The series contains $n$ elements. For example, if $n=2$, then the series can either be $\left \{ 1, 1 \right \}$ or $\left \{ -1, 1 \right \}$ or $\left \{ 1, -1 \right \}$ or $\left \{ -1, -1 \right \}$.
A human then sums up the elements contain in the series. For example, for $n=2$, the sum could either be 2 or 0 or -2.
Notice that there 2 series combination that results to a sum of 0. $\left \{ -1, 1 \right \}$ and $\left \{ 1, -1 \right \}$
I wish to find a formula that determines: for a given n, how many series combination that results to a sum of $x$?
To explain, here are some examples:
If $n=2$ and $x=0$, then there are only 2 combinations (above example)
If $n=4$ and $x=-2$, then there are only 4 combinations
If $n=4$ and$x=4$, then there are only 1 combination
Non-critical notes:
This question was asked to me by my sister and I have spent a long time trying to figure it out, but obviously I need help. Coming from engineering background, I have never touch combinatorics and counting since pretty much high school. I think the question is interesting because the set contains -1, which "cancels" out the +1, so traditional methods such as "stars & bars" does not work.
For simplicity, $n$ is always even number. Additionally, because +1 and -1 are odd numbers, hence $x$ is also always an even number.
For the case $n=2$, it is like drawing a 2 x 2 table where the row and column headers are 1 and -1, while the each entries are the sum of the respective row and col header.
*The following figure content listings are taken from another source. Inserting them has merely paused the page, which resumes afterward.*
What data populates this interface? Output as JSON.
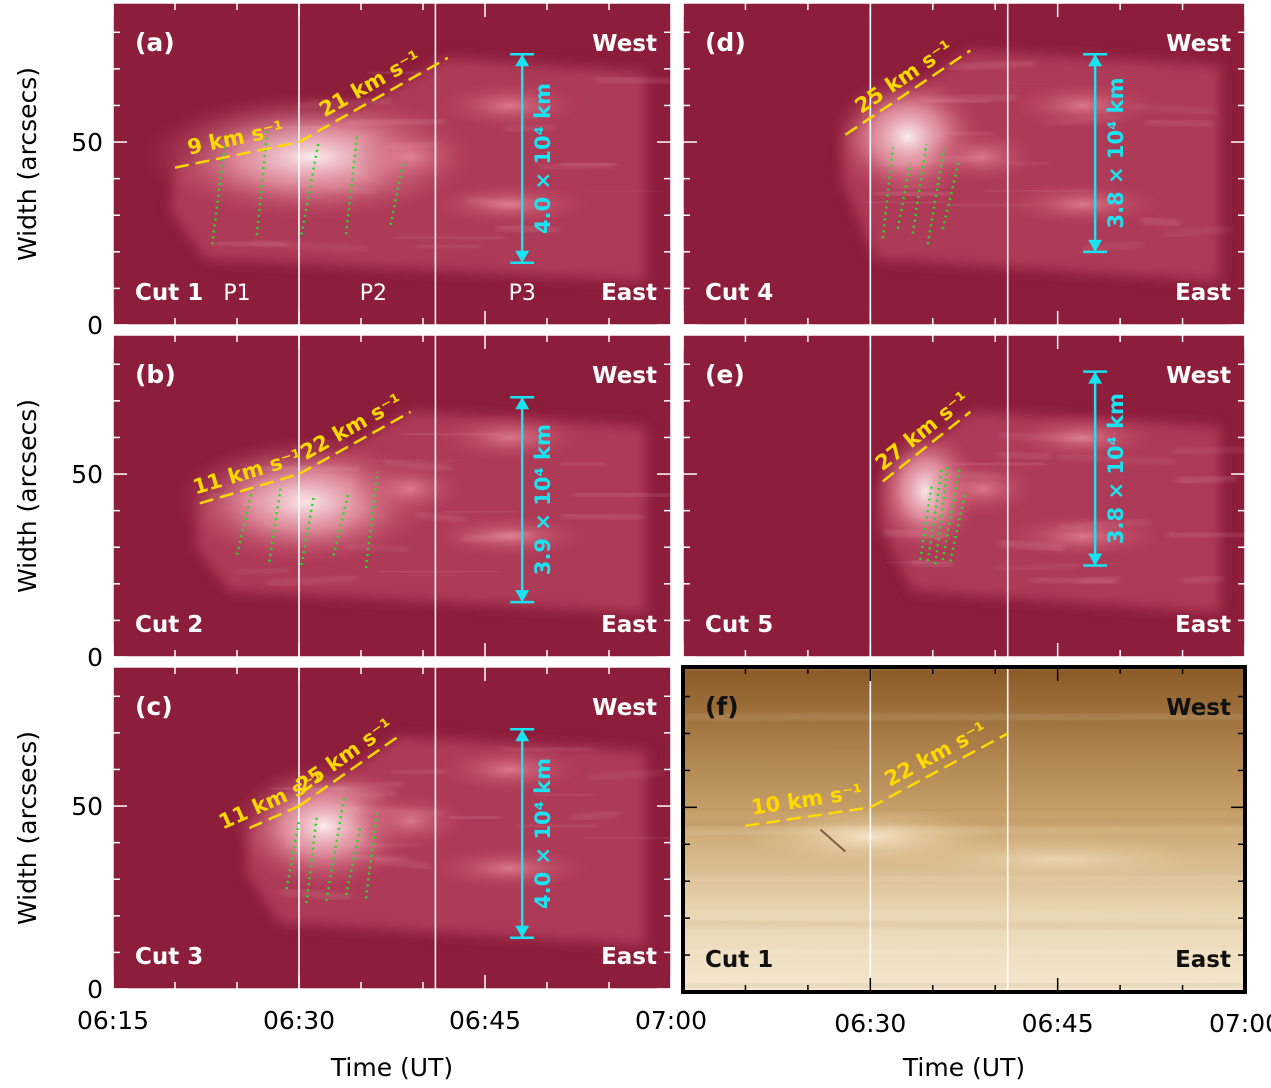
{
  "figure": {
    "x_label": "Time (UT)",
    "y_label": "Width (arcsecs)",
    "x_ticks": [
      "06:15",
      "06:30",
      "06:45",
      "07:00"
    ],
    "y_ticks": [
      "0",
      "50"
    ],
    "colors": {
      "aia_panel": "#8c1d3b",
      "xrt_panel": "#a77a44",
      "velocity_text": "#ffd800",
      "scale_bar": "#19e3f0",
      "stripe_dots": "#22dd22"
    }
  },
  "chart_data": [
    {
      "type": "heatmap",
      "panel": "(a)",
      "cut": "Cut 1",
      "top_label": "West",
      "bottom_label": "East",
      "phases": [
        "P1",
        "P2",
        "P3"
      ],
      "xlim": [
        "06:15",
        "07:00"
      ],
      "ylim": [
        0,
        88
      ],
      "phase_lines": [
        "06:30",
        "06:41"
      ],
      "fronts": [
        {
          "label": "9 km s⁻¹",
          "velocity_km_s": 9,
          "from": [
            "06:20",
            43
          ],
          "to": [
            "06:30",
            50
          ]
        },
        {
          "label": "21 km s⁻¹",
          "velocity_km_s": 21,
          "from": [
            "06:30",
            50
          ],
          "to": [
            "06:42",
            73
          ]
        }
      ],
      "scale_bar": {
        "label": "4.0 × 10⁴ km",
        "time": "06:48",
        "y_range": [
          17,
          74
        ]
      }
    },
    {
      "type": "heatmap",
      "panel": "(b)",
      "cut": "Cut 2",
      "top_label": "West",
      "bottom_label": "East",
      "xlim": [
        "06:15",
        "07:00"
      ],
      "ylim": [
        0,
        88
      ],
      "phase_lines": [
        "06:30",
        "06:41"
      ],
      "fronts": [
        {
          "label": "11 km s⁻¹",
          "velocity_km_s": 11,
          "from": [
            "06:22",
            42
          ],
          "to": [
            "06:30",
            50
          ]
        },
        {
          "label": "22 km s⁻¹",
          "velocity_km_s": 22,
          "from": [
            "06:30",
            50
          ],
          "to": [
            "06:39",
            67
          ]
        }
      ],
      "scale_bar": {
        "label": "3.9 × 10⁴ km",
        "time": "06:48",
        "y_range": [
          15,
          71
        ]
      }
    },
    {
      "type": "heatmap",
      "panel": "(c)",
      "cut": "Cut 3",
      "top_label": "West",
      "bottom_label": "East",
      "xlim": [
        "06:15",
        "07:00"
      ],
      "ylim": [
        0,
        88
      ],
      "phase_lines": [
        "06:30",
        "06:41"
      ],
      "fronts": [
        {
          "label": "11 km s⁻¹",
          "velocity_km_s": 11,
          "from": [
            "06:26",
            44
          ],
          "to": [
            "06:30",
            50
          ]
        },
        {
          "label": "25 km s⁻¹",
          "velocity_km_s": 25,
          "from": [
            "06:30",
            50
          ],
          "to": [
            "06:38",
            69
          ]
        }
      ],
      "scale_bar": {
        "label": "4.0 × 10⁴ km",
        "time": "06:48",
        "y_range": [
          14,
          71
        ]
      }
    },
    {
      "type": "heatmap",
      "panel": "(d)",
      "cut": "Cut 4",
      "top_label": "West",
      "bottom_label": "East",
      "xlim": [
        "06:15",
        "07:00"
      ],
      "ylim": [
        0,
        88
      ],
      "phase_lines": [
        "06:30",
        "06:41"
      ],
      "fronts": [
        {
          "label": "25 km s⁻¹",
          "velocity_km_s": 25,
          "from": [
            "06:28",
            52
          ],
          "to": [
            "06:38",
            75
          ]
        }
      ],
      "scale_bar": {
        "label": "3.8 × 10⁴ km",
        "time": "06:48",
        "y_range": [
          20,
          74
        ]
      }
    },
    {
      "type": "heatmap",
      "panel": "(e)",
      "cut": "Cut 5",
      "top_label": "West",
      "bottom_label": "East",
      "xlim": [
        "06:15",
        "07:00"
      ],
      "ylim": [
        0,
        88
      ],
      "phase_lines": [
        "06:30",
        "06:41"
      ],
      "fronts": [
        {
          "label": "27 km s⁻¹",
          "velocity_km_s": 27,
          "from": [
            "06:31",
            48
          ],
          "to": [
            "06:38",
            67
          ]
        }
      ],
      "scale_bar": {
        "label": "3.8 × 10⁴ km",
        "time": "06:48",
        "y_range": [
          25,
          78
        ]
      }
    },
    {
      "type": "heatmap",
      "panel": "(f)",
      "cut": "Cut 1",
      "top_label": "West",
      "bottom_label": "East",
      "xlim": [
        "06:15",
        "07:00"
      ],
      "ylim": [
        0,
        88
      ],
      "phase_lines": [
        "06:30",
        "06:41"
      ],
      "fronts": [
        {
          "label": "10 km s⁻¹",
          "velocity_km_s": 10,
          "from": [
            "06:20",
            45
          ],
          "to": [
            "06:30",
            50
          ]
        },
        {
          "label": "22 km s⁻¹",
          "velocity_km_s": 22,
          "from": [
            "06:30",
            50
          ],
          "to": [
            "06:41",
            70
          ]
        }
      ]
    }
  ]
}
In this table, the entries are the same value in each top-left-to-buttom-right diagonals. For the case $n=3$, it is like drawing a 2 x 2 x 2 cube where the headers are 1 and -1, and again, similarly, in 1 of the diagonal direction, each entries have the same value in that diagonal. So this problem boils down to how many entry cells that a particular diagonal crosses.